Parapsychology, Spirituality, and the Battle Against Scientific Materialism — Conclusion
This follows on from an introduction, where I outlined the reasons why I think an acceptance of parapsychology is so important in modern times, part 1 where I described my personal experiences of ESP, part 2 where I gave a history of parapsychology research since the 1880s, part 3 where I discussed the question of why we as adults do not experience ESP more frequently, part 4 where I discussed the possibility of ESP in animals, part 5 where I discussed plants in relation to parapsychology, and part 6 where I discussed unconscious telepathy, synchronicity, and omens.
Ideas like those in part 6 are obviously too frightening for devoted scientific materialists even to contemplate. However, as I’ve tried to indicate earlier in the series, more normal and conscious forms of ESP have been demonstrated regularly in laboratories over a long period. This does not prevent some hardened sceptics from continuing to claim that ESP and parapsychology are unproven, impossible, and that anyone who believes in them are foolish and deluded.
One especially noteworthy organisation is CSICOP, the Committee for the Scientific Claims of the Paranormal, now renamed as The Committee for Skeptical Inquiry, and its associated publishing company Prometheus Books. Of the seven books of which I’m aware, whose exclusive purpose is to debunk claims of parapsychology and the paranormal, six of them are published by Prometheus. The quality of the arguments is usually poor compared to those of advocates of parapsychology. What is it exactly that they are afraid of? Why does a belief in telepathy and clairvoyance make them feel so uncomfortable and hostile?
By ‘scientific inquiry’ CSICOP does not actually mean an objective examination of the evidence, and a search for truth. They describe themselves as “a small scientific and educational organization advocating science and reason”. This seems to be something of a euphemism, however, for it might be more accurate to describe their attitude as ‘pathologically materialist’.
I’ll take a brief look at these seven books. On the whole they are written by people I’m guessing you haven’t heard of. I’ll try you with some names: Milton Rothman, Charles Hansel, David Marks and Richard Kamman. Perhaps slightly better known, but still relatively obscure, is the physicist Victor Stenger. You may have heard of Richard Wiseman, who sometimes appears on (British) TV. He wrote the one book not published by Prometheus, Paranormality: Why We Believe the Impossible, published by Pan Books.
Susan Blackmore is a name well known in parapsychological circles. She once had an out-of-body experience, after which she became very interested in parapsychology, and did much research. Having failed to obtain any meaningful results, she decided that, after all, there was no such thing, and then went over to the dark side. She has been a council member of CSICOP.
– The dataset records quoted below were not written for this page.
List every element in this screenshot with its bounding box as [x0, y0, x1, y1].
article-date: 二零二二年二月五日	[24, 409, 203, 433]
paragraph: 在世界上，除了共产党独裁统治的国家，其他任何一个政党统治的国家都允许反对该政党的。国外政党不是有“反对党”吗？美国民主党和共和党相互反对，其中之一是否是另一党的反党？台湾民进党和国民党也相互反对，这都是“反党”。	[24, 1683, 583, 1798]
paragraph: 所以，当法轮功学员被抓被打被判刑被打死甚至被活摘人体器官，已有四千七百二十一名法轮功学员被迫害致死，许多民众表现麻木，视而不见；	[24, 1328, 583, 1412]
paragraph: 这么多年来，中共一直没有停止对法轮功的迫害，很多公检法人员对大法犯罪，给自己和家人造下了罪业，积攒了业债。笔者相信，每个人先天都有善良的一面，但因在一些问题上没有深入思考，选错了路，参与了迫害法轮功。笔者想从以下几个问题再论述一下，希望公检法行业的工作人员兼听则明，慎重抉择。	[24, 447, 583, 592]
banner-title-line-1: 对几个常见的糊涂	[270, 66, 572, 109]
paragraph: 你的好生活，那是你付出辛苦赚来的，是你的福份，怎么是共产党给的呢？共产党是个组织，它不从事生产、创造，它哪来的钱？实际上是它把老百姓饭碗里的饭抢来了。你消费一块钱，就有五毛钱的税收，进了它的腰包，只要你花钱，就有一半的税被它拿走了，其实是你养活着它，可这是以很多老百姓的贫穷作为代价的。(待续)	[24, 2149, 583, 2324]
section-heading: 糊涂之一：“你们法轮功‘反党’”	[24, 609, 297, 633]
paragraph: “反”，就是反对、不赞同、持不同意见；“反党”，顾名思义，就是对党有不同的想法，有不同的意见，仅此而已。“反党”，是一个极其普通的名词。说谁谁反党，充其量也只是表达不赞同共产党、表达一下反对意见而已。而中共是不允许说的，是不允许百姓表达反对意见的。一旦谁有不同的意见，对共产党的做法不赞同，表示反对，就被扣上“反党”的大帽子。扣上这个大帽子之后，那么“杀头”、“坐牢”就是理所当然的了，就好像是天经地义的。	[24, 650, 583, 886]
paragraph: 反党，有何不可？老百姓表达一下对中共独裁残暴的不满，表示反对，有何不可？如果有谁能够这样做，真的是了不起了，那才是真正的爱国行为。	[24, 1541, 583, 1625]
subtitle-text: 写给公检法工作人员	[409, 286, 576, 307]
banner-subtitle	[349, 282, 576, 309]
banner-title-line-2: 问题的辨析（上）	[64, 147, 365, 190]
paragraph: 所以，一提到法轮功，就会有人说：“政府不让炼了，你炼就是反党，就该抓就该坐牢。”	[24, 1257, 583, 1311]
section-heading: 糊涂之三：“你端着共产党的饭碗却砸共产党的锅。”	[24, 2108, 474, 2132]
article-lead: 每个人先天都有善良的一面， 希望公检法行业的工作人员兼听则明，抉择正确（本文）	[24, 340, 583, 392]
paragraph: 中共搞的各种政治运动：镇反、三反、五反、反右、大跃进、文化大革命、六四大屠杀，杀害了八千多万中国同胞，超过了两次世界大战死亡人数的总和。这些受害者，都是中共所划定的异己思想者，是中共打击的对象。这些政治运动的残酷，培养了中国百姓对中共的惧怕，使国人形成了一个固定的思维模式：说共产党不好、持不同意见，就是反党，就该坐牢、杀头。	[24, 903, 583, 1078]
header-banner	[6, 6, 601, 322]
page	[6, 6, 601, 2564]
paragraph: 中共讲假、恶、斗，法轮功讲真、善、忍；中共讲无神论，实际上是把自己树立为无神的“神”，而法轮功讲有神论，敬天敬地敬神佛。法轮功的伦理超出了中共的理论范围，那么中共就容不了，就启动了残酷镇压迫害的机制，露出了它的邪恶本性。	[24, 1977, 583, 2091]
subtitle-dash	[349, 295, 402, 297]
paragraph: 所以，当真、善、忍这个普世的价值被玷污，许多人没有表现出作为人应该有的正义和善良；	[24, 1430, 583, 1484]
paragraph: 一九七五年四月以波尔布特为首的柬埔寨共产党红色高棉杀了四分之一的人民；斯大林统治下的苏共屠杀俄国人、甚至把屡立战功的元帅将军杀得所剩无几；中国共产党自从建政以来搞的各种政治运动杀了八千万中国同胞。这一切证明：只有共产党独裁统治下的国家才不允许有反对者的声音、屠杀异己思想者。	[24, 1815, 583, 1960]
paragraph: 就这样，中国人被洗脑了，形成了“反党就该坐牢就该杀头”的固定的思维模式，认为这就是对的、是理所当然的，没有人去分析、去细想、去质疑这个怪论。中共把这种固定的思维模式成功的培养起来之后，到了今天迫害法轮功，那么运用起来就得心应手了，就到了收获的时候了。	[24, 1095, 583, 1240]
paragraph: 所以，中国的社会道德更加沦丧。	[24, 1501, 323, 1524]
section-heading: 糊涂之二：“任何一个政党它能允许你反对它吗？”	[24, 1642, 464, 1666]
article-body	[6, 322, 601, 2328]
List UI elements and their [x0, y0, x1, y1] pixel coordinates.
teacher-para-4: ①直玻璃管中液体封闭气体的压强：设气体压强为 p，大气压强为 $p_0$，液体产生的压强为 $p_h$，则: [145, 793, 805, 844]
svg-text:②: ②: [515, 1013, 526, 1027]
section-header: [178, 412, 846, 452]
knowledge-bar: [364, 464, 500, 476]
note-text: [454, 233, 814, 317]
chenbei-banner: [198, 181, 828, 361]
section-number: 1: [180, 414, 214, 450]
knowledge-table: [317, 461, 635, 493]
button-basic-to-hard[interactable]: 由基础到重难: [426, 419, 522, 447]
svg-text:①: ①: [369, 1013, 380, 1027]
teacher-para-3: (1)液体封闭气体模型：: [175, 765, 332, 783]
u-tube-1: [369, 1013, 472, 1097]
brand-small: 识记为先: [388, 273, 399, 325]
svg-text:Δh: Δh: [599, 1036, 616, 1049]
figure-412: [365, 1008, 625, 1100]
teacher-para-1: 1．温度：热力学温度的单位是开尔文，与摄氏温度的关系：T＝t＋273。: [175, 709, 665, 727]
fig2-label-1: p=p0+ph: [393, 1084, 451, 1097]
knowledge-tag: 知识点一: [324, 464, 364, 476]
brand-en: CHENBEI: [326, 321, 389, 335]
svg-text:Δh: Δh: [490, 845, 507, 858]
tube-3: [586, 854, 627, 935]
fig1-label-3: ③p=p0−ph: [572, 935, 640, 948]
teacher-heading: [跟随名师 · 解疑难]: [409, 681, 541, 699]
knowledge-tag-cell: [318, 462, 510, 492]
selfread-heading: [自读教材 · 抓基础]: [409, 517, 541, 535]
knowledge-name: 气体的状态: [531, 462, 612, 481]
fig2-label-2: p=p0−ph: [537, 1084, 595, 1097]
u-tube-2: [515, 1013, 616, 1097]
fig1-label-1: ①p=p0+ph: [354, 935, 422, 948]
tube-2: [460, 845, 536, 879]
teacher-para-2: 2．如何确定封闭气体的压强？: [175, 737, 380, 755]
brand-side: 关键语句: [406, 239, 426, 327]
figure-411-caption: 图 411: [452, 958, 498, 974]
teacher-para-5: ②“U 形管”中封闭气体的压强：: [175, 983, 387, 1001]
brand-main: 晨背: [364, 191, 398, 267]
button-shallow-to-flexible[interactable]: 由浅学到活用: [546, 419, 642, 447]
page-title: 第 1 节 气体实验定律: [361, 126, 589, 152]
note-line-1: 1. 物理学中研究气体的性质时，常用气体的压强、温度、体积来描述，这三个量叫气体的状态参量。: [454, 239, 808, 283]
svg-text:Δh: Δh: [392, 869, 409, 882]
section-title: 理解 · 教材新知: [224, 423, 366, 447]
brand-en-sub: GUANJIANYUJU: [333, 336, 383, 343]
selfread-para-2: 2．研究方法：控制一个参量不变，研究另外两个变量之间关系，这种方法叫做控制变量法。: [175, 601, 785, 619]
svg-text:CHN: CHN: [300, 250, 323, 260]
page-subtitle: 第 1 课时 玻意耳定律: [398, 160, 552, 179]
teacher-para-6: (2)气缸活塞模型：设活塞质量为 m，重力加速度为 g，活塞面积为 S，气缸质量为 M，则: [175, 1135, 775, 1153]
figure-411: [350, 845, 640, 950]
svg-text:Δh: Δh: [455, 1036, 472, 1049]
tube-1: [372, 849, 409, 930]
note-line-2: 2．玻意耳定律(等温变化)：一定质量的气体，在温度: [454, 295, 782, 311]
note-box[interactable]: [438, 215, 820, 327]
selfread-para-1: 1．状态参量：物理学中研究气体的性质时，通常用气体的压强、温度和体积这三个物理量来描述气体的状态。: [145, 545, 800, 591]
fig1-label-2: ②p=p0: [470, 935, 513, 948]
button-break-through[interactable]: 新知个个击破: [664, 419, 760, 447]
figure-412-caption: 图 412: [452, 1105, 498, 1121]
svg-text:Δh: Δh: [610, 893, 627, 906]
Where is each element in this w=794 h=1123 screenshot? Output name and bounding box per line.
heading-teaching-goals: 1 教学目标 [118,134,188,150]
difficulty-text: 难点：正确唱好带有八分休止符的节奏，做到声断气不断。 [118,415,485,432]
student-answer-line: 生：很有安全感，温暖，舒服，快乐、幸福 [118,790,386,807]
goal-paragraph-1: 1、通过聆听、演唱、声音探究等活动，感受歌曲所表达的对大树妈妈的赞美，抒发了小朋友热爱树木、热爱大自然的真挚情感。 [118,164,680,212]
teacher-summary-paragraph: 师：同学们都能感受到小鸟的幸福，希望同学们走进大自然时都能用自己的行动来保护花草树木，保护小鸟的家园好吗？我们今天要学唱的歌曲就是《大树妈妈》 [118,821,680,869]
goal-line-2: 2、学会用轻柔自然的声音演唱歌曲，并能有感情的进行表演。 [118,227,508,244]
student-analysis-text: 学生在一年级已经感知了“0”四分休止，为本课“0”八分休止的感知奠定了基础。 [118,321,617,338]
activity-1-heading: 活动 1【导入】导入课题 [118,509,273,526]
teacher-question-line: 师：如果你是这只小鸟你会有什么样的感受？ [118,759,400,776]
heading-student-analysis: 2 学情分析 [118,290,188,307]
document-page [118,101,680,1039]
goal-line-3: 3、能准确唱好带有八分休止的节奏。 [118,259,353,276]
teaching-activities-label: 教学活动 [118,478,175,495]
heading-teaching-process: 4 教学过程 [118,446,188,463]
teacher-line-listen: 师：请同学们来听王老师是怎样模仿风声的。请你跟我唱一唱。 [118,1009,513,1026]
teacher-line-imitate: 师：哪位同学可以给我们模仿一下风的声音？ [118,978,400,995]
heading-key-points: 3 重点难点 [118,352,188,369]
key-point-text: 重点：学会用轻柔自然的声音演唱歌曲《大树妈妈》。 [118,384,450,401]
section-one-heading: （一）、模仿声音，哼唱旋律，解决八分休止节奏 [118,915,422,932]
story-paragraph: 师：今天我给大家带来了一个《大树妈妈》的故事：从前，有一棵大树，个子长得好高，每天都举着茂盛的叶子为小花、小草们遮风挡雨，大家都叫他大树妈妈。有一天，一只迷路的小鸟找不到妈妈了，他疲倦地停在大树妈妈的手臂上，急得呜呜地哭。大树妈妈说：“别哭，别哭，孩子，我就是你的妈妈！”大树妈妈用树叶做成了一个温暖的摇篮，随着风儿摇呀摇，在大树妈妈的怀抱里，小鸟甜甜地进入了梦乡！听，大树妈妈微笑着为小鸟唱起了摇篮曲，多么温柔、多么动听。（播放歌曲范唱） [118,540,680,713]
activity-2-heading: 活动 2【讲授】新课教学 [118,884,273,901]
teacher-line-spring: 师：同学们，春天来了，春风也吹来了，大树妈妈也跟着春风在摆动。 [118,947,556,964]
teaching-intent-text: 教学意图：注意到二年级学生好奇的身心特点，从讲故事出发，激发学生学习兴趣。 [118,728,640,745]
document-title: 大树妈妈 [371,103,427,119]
One name you might have expected to appear would be Richard Dawkins. He has been a fellow of CSICOP, and was the winner of their “In Praise Of Reason” Award in 1992. He did, however, get quoted on the front cover of Wiseman’s book, heaping praise on it, and wrote the foreword to one of Susan Blackmore’s books. Also, in collusion with Channel 4 television, he did once attempt to ambush the spiritually oriented biologist Rupert Sheldrake when making a series called Enemies of Reason. This was in 2006, when he was still claiming that there was no evidence for ESP.
And finally, a name you may have heard, the late James Randi, also known as the Amazing James Randi. This refers to his skill as a magician and escapologist but not, I would argue, as a psychic investigator. The title of his book gives an indication as to the quality of debate we sometimes encounter: FLIM-FLAM: Psychics, ESP, Unicorns and other Delusions.
On that humorous and slightly ridiculous note I’ll conclude this series.